You see as we grow up, we picture our perfect lives, married with 2 kids a dog or two, maybe a cat, and a yard for them to play in. Then from the moment the pregnancy test says “positive” you start dreaming about their perfect life too. So much of this is programmed into you from as far back as childhood, and its good. We all want and should want good lives we can be proud of. But when the doctor says “Autism” and then says the list of “Nevers” that inevitably will follow, that vision that you have cultivated your whole life shatters. All of a sudden you are struggling to understand your new reality and often jump into action so fast that you never let yourself process the trauma. So, the grief will come in waves, silent moments where you let yourself- just for a moment- let go, not hold on so tight and have the needed breakdown. You don’t wallow, you don’t have time for that but you do need these moments to be honest with yourself and heal. These moments not only allow you to heal, they change you. Each time you stop, pause and grow- you mature and develop into the new you.

The person you are becoming is so much stronger than you thought capable, this new you can hear the words that use to cut like a knife, the new you can see the progress of your child, despite the setbacks and challenges. And the new you can fight for your child in ways no one else can and ways you never thought possible. You will find endurance to stay up all hours researching, you will find hope in others stories, you will find solutions in resilience. You will find friendship in others grief and you will prevail in being your child’s champion.
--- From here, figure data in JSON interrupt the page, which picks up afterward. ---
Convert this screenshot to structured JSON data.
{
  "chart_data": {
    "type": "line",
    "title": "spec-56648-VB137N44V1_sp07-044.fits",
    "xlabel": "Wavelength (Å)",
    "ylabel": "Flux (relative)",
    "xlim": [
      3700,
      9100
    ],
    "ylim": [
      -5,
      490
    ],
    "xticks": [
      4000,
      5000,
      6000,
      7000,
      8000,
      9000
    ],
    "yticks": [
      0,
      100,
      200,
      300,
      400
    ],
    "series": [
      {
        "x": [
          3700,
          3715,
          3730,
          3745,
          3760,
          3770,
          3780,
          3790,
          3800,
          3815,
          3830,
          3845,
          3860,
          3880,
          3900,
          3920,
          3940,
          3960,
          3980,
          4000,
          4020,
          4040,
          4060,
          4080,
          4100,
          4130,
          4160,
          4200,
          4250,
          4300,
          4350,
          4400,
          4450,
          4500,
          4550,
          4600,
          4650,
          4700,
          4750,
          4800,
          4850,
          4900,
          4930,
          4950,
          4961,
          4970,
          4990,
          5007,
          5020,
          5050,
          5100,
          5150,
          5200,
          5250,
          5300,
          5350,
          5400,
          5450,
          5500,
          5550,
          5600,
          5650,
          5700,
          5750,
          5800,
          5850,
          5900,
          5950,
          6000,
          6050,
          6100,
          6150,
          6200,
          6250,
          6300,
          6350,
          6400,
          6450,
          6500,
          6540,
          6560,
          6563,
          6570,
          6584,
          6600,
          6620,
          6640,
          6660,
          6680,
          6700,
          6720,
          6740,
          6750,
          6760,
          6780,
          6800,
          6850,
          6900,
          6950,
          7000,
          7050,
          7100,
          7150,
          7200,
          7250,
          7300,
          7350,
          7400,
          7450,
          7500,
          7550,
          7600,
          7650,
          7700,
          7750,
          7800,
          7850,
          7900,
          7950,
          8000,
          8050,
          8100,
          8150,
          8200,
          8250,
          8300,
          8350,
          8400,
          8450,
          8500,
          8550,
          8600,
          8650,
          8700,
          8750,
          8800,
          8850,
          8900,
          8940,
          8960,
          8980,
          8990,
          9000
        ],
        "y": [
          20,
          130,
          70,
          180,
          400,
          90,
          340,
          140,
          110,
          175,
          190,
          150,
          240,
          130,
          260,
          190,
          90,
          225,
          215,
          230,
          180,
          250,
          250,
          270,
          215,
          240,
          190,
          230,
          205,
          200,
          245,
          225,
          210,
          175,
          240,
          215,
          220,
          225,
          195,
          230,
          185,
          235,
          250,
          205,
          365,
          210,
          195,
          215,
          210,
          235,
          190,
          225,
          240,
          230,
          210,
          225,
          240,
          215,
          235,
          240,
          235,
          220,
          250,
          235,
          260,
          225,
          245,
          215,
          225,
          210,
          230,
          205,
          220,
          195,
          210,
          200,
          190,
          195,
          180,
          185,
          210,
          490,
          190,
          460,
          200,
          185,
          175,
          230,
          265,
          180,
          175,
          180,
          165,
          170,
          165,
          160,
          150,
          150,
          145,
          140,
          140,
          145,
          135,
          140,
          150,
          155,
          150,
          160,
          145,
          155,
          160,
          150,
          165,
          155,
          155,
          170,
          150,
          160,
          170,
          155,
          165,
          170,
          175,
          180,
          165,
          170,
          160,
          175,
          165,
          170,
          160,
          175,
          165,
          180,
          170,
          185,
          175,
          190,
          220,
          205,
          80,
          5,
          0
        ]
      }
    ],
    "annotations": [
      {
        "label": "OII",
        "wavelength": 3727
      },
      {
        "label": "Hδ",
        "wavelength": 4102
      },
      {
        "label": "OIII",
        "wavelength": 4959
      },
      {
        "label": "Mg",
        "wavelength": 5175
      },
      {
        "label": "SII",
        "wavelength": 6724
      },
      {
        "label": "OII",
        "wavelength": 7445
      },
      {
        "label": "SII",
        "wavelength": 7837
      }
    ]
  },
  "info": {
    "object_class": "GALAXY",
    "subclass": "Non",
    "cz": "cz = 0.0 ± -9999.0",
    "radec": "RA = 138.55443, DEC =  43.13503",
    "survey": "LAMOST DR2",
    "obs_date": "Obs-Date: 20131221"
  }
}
Do not lose heart in being sad, worried or overwhelmed. Know that each of these moments is shaping you into a warrior. You very likely are in for the fight of your life and it is certainly the fight of your child’s life, but should you overcome the 1,000 battles and endless war- you will have managed to help your child become their best and you can rest knowing that the dream you had for them once upon a time has been replaced with a bond and love that is indescribable. This new reality will fill you with a new vision of their future and if you really dial in you will see the thousand little miracles every day is made of.

I may have lost the idealistic, naïve, and short sided version of myself, but I now have perspective, love and hope. I can sympathize with others; I can understand pain and I can see hardships. Life can be hard, but it can also be beautiful. Learn to make your plans flexible and enjoy the moments along the way.